Cony desató en furia.
En el recinto se escuchaba solo griterío.
Entonces Eva, muy seria, con voz fuerte, pero sin perder la calma, advirtió que en lo sucesivo a nadie se le concederá petición similar aun cuando se encuentra dentro de sus facultades, para evitar conflictos. Inmediatamente continuó con el desahogo del orden del día. Terminando, así, de tajo con una discusión bastante inútil ahí en el Pleno, pues el tema puede tratarse en una reunión interna de la bancada de Morena para que la coordinadora de la misma la trate en la Jucopo.
En fin. Quien sabe si el reclamo de Cony sea producto de celos legislativos o de diferencias internas.

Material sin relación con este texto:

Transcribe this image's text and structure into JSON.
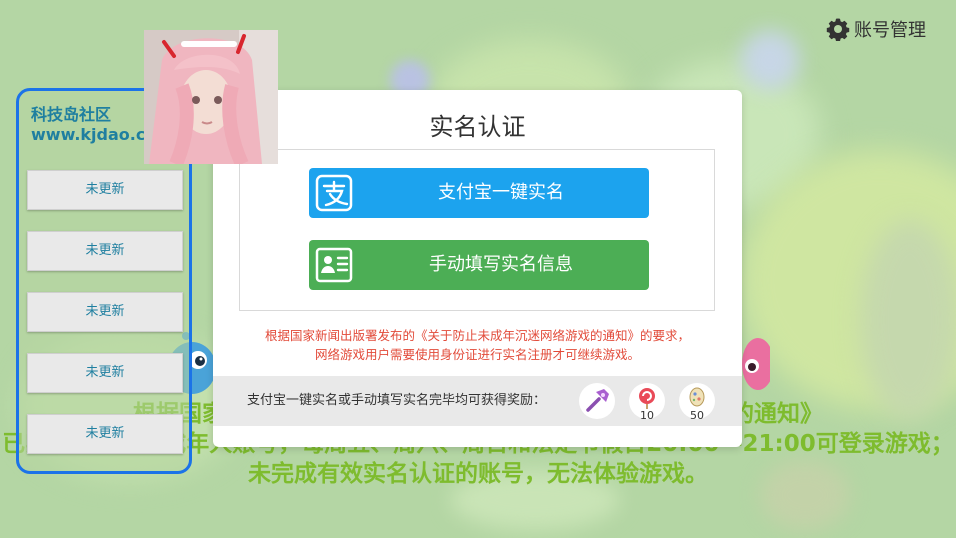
{
  "account": {
    "icon": "gear-icon",
    "label": "账号管理"
  },
  "announcement": {
    "line1": "根据国家新闻出版署发布的《关于防止未成年沉迷网络游戏的通知》",
    "line2": "已实名认证的未成年人账号，每周五、周六、周日和法定节假日20:00—21:00可登录游戏；",
    "line3": "未完成有效实名认证的账号，无法体验游戏。"
  },
  "modal": {
    "title": "实名认证",
    "alipay_button": {
      "icon": "alipay-icon",
      "label": "支付宝一键实名"
    },
    "manual_button": {
      "icon": "id-card-icon",
      "label": "手动填写实名信息"
    },
    "notice_line1": "根据国家新闻出版署发布的《关于防止未成年沉迷网络游戏的通知》的要求，",
    "notice_line2": "网络游戏用户需要使用身份证进行实名注册才可继续游戏。",
    "reward_text": "支付宝一键实名或手动填写实名完毕均可获得奖励：",
    "rewards": [
      {
        "icon": "hammer-icon",
        "count": ""
      },
      {
        "icon": "lollipop-icon",
        "count": "10"
      },
      {
        "icon": "egg-icon",
        "count": "50"
      }
    ]
  },
  "side_panel": {
    "title_line1": "科技岛社区",
    "title_line2": "www.kjdao.cc",
    "buttons": [
      "未更新",
      "未更新",
      "未更新",
      "未更新",
      "未更新"
    ]
  },
  "colors": {
    "alipay": "#1ca3ee",
    "manual": "#4cae55",
    "notice": "#e24b3a",
    "announcement": "#7ebc2e",
    "panel_border": "#1b73e8"
  }
}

La bancada de Morena es sui géneris, rara. La mayoría de sus diputados, diputadas, carecen de tablas legislativas. Suben a tribuna porque Dios en grande a pronunciar discursos planos. Son hasta antisociales, y eso que hablan de estar con “el pueblo”. Incluso, ni siquiera saludan. Por ejemplo, las diputadas y diputados cuyas curules se encuentran delante de la primera fila de las galerías, no son para voltear la mirada hacia las galerías y saludar.
La presidenta de la Jucopo es igual. En la forma de ser, se parece mucho a Laura Estrada, a quien simplemente no se le da la empatía.